Wednesday, 6 April 2022

Star Trek: The Motion Picture - The Director's Edition

Originally put together for an early 2000s DVD release by restoration supervisor Mike Matessino, producer David Fein and visual effects supervisor Daren Dochterman, Robert Wise's Director's Edition of Star Trek: The Motion Picture has drifted in limbo for the intervening decades - missing out on an entire generation of home video - thanks to a lack of forward-thinking when rendering the extended version's additional special effects shots. Specced (or more likely budgeted) for television broadcast and standard definition discs, the film's longer version was lumbered with an interlaced master; its elements lacking the kind of pixel bandwidth necessary to extract a high-definition alternative. Wise's preferred edit is only now available in 4K thanks to an unusually diligent restoration project that has, lovingly, reconfigured a film so time poor in terms of its original post-production that it was delivered wet to its premiere screenings. 

While it's difficult to not be sceptical about an expanded cut that arrives 17 years after the helmer's passing, Star Trek: The Motion Picture - The Director's Edition - although superficially similar to the 1997 Star Wars Special Editions - betrays little of the obnoxious third-party tinkering that George Lucas subjected his space opera series to. As with the previous DVD edit, The Motion Picture now opens with a Jerry Goldsmith overture, priming its audience for the more sedentary rhythms associated with Biblical epics. Extra moments and character clarifications are peppered throughout the piece, the best of which arrive in the third act: Leonard Nimoy's Spock expressing a kinship with the terminally unhappy machine they're investigating or James Doohan's Scotty patiently explaining that - on Kirk's orders - the ship's engine are being primed for self-destruct, a wrinkle that adds an extra layer of tension to the meeting with V'Ger. 

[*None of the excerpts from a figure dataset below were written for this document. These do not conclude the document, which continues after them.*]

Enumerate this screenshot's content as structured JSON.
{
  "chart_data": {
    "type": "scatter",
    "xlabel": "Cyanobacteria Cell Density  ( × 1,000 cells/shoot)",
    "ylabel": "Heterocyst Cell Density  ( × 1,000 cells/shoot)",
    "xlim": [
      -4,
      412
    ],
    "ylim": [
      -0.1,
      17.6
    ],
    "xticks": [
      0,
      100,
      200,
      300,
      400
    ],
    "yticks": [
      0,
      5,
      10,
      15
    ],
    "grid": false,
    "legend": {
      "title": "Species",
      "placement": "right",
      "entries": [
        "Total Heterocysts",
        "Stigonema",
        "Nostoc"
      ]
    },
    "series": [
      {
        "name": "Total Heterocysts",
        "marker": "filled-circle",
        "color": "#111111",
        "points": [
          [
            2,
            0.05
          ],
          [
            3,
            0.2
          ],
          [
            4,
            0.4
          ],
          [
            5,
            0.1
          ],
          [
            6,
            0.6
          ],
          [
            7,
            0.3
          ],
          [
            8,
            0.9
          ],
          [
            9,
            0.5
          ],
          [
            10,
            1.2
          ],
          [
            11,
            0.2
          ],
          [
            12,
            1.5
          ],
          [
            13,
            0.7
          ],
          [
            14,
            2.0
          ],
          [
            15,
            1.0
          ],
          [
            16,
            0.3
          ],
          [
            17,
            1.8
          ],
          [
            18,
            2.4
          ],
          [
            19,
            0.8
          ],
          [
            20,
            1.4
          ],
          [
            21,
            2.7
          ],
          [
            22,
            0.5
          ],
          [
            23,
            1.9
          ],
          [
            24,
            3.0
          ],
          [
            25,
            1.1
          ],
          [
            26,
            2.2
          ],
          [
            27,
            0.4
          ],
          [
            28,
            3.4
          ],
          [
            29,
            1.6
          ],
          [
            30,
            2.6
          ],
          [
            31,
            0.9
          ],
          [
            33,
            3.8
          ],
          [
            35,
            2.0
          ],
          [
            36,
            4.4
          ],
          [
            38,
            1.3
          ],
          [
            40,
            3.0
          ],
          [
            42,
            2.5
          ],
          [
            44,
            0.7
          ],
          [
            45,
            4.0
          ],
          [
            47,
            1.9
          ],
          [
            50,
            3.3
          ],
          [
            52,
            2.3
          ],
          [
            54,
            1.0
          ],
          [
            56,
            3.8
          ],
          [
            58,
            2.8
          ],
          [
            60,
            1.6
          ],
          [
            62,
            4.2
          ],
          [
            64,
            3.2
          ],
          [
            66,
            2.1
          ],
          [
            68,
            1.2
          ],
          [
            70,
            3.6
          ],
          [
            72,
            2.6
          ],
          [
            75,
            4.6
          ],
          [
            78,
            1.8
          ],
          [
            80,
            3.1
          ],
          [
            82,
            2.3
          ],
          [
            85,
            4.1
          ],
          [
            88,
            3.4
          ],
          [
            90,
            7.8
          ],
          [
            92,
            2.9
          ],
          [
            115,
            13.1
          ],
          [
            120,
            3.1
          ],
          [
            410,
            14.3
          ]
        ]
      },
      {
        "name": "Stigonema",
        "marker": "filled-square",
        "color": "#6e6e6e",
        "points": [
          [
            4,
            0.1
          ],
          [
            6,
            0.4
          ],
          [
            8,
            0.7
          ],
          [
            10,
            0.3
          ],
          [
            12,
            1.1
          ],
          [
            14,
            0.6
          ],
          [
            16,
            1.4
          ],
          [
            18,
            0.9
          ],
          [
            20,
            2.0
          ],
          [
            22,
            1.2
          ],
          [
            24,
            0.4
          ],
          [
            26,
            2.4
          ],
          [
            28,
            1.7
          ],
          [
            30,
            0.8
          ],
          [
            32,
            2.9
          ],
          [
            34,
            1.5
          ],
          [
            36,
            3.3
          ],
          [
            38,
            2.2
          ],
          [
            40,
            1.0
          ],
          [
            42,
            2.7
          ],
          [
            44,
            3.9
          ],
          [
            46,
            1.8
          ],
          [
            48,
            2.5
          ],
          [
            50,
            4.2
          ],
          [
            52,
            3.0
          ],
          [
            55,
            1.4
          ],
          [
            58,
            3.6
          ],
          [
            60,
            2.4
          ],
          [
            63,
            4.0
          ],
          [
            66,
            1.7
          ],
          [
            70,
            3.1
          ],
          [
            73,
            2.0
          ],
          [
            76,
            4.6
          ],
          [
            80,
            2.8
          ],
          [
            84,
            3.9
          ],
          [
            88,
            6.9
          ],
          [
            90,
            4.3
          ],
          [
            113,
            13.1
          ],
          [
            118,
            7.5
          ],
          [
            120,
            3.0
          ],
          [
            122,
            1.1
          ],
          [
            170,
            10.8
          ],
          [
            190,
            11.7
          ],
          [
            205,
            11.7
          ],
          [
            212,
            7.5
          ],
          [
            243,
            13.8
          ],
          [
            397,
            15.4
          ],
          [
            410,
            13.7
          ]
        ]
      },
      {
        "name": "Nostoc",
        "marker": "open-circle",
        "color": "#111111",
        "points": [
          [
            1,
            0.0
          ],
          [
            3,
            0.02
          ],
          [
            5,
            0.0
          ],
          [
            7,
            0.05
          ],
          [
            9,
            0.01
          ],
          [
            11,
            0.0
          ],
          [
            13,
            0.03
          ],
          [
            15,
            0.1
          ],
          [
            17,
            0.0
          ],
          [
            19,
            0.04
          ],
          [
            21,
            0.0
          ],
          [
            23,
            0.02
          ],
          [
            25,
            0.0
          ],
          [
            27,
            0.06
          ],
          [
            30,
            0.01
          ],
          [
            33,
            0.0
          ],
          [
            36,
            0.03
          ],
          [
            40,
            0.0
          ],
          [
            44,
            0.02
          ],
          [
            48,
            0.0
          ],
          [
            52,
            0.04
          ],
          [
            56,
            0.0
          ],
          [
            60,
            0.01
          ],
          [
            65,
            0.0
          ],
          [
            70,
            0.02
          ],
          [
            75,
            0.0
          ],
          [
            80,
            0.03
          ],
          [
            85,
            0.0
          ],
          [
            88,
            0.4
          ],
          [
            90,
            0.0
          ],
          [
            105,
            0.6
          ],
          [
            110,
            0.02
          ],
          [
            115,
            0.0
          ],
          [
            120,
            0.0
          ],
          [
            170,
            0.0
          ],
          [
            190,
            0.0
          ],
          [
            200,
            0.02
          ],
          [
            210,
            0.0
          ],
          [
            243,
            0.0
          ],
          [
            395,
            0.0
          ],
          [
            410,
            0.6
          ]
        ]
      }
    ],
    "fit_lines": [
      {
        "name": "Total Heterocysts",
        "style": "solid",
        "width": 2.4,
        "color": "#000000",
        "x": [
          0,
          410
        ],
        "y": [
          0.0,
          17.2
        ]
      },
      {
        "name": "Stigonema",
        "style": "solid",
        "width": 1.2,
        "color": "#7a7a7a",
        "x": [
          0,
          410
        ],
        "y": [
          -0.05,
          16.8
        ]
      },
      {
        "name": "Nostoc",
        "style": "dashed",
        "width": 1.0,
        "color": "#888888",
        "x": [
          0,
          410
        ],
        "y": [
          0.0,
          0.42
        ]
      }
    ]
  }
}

Obviously though, given how far removed from the original production this director's cut is, the majority of the attention the film receives is presentation based. Colour is corrected from the pallid countenance of the theatrical presentation to a more healthy hue while the film's soundtrack has been re-arranged to benefit Dolby Atmos equipment. This spatial audio allows the bleeps and blops of the Enterprise consoles to take on an almost symphonic quality that, at times, envelops the increasingly stunned crew. The photographical imperfections present in many special effects shots, thankfully, remain charmingly obvious and unchanged in this 2022 cut while the brand new CG shots, although not completely imperceptible, are often conceptually closer to the kind of work that Rafael Segnini is producing for his Kyojuu Tokusou Juspion web-series. It's an approach that sees computer effects used specifically to imitate the magical heft of miniature or puppetry special effects, rather than the physics-based sims modern movie goers have been trained to appreciate. A shot of the Enterprise docking with the living machine that sits at the centre of the V'Ger dreadnought is therefore designed to simulate two scale models knitting together in a cavernous studio setting rather than a more realistic collision between two massive interstellar objects.